During pregnancy, caffeine crosses the placenta and passes into the fetus and amniotic fluid. Maternal caffeine metabolism decreases during pregnancy, extending the half-life of the compound in the mother’s bloodstream to as much as 18 hours by the end of pregnancy. The placenta and fetus lack the necessary enzymes to metabolize caffeine, so fetal exposure is proportional to maternal intake.
The authors of the study analyzed structural MRI data from more than 9,100 children between the ages of nine and 10 years old who were enrolled in the Adolescent Brain Cognitive Development (ABCD) Study.

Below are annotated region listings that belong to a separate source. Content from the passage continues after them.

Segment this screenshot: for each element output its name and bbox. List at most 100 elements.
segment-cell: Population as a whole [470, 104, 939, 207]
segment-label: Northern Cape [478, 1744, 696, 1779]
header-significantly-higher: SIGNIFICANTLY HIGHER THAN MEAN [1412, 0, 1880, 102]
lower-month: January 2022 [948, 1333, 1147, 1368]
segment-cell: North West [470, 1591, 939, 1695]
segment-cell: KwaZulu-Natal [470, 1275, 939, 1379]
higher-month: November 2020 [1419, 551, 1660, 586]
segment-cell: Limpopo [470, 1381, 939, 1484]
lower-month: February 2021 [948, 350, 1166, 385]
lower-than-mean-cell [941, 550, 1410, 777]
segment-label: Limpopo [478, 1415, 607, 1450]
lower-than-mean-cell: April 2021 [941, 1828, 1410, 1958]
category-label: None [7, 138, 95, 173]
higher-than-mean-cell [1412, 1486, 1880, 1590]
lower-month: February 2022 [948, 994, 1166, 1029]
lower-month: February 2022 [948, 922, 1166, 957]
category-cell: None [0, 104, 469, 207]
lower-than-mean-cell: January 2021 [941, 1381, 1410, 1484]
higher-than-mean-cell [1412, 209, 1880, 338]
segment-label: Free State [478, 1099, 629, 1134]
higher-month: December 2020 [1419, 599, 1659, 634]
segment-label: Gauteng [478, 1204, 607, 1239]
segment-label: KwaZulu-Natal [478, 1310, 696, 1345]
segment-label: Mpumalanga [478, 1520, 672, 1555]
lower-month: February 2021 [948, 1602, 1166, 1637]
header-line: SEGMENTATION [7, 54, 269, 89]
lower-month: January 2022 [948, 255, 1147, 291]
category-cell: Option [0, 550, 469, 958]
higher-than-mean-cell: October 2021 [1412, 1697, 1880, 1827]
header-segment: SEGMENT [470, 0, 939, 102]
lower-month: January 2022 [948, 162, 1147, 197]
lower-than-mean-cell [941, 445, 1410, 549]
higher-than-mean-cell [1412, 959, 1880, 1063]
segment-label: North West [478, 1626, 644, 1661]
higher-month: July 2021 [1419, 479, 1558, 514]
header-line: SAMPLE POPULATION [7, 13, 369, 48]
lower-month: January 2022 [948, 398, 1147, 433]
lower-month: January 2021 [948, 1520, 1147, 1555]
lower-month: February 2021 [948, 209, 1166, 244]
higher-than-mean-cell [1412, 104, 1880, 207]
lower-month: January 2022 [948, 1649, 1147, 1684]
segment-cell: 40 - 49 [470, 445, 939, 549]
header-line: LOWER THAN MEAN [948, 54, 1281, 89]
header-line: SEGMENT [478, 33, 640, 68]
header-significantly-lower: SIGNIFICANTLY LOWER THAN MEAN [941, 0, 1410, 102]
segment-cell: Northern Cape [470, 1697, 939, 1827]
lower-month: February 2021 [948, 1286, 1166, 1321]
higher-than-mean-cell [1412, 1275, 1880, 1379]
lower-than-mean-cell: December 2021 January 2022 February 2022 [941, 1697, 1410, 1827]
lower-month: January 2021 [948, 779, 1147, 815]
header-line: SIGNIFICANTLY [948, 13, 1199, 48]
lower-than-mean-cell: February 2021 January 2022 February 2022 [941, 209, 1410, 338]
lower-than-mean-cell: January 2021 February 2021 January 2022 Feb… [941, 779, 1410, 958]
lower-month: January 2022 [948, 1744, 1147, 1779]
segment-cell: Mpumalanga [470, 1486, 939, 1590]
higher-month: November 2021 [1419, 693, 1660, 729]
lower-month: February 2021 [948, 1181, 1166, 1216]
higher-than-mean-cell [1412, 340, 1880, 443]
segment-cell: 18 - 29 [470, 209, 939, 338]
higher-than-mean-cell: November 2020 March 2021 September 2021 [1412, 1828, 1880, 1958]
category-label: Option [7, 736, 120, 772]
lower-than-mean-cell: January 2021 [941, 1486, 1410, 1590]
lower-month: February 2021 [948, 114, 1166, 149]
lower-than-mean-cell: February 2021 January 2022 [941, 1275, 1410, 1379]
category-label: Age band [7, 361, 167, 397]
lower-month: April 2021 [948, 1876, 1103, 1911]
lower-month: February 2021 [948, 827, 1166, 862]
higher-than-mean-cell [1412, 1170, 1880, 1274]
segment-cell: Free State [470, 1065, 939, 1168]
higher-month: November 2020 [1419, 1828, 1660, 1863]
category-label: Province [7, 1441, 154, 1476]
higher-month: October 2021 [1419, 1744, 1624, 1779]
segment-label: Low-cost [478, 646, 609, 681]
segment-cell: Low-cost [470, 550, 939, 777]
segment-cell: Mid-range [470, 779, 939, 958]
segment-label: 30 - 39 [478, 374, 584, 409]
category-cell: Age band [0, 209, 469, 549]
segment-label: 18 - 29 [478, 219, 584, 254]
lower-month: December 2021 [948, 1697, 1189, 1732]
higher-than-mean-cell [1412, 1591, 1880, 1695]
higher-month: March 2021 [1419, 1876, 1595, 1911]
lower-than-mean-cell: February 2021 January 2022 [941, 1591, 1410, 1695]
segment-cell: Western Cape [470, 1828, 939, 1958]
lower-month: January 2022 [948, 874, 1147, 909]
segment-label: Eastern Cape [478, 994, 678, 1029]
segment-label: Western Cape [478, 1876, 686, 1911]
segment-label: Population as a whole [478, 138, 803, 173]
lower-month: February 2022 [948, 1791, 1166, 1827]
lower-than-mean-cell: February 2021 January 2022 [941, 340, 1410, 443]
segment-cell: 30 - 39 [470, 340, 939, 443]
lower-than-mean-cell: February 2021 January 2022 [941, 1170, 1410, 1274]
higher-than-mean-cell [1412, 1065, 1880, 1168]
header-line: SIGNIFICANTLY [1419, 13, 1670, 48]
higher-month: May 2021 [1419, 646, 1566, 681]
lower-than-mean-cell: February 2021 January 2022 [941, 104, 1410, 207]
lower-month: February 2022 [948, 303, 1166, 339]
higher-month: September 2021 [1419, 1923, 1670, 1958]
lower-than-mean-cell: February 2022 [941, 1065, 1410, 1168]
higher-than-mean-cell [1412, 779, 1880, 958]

Of particular interest to the researchers were the brain’s white matter tracts – the organized bundles of axons that connect one part of the brain to another. They assessed the effects of caffeine exposure on cognitive measures (working memory, task efficiency) and psychopathology measures (externalization, internalization, somatization, and neurodevelopment).
They found that roughly half of the children were exposed to caffeine during their mothers' pregnancies. Those who were exposed to caffeine exhibited alterations in the microstructure of the inferior fronto-occipital fasciculus (an area of the brain associated with language processing and goal-oriented behavior) and the corticospinal tract of the left hemisphere (an area of the brain associated with motor activity). The children who were exposed to caffeine also exhibited worse outcomes in terms of psychopathology, but their cognitive function was unaffected.
These findings suggest that caffeine exposure during pregnancy leads to neurodevelopmental problems due to microstructural alterations in the brain.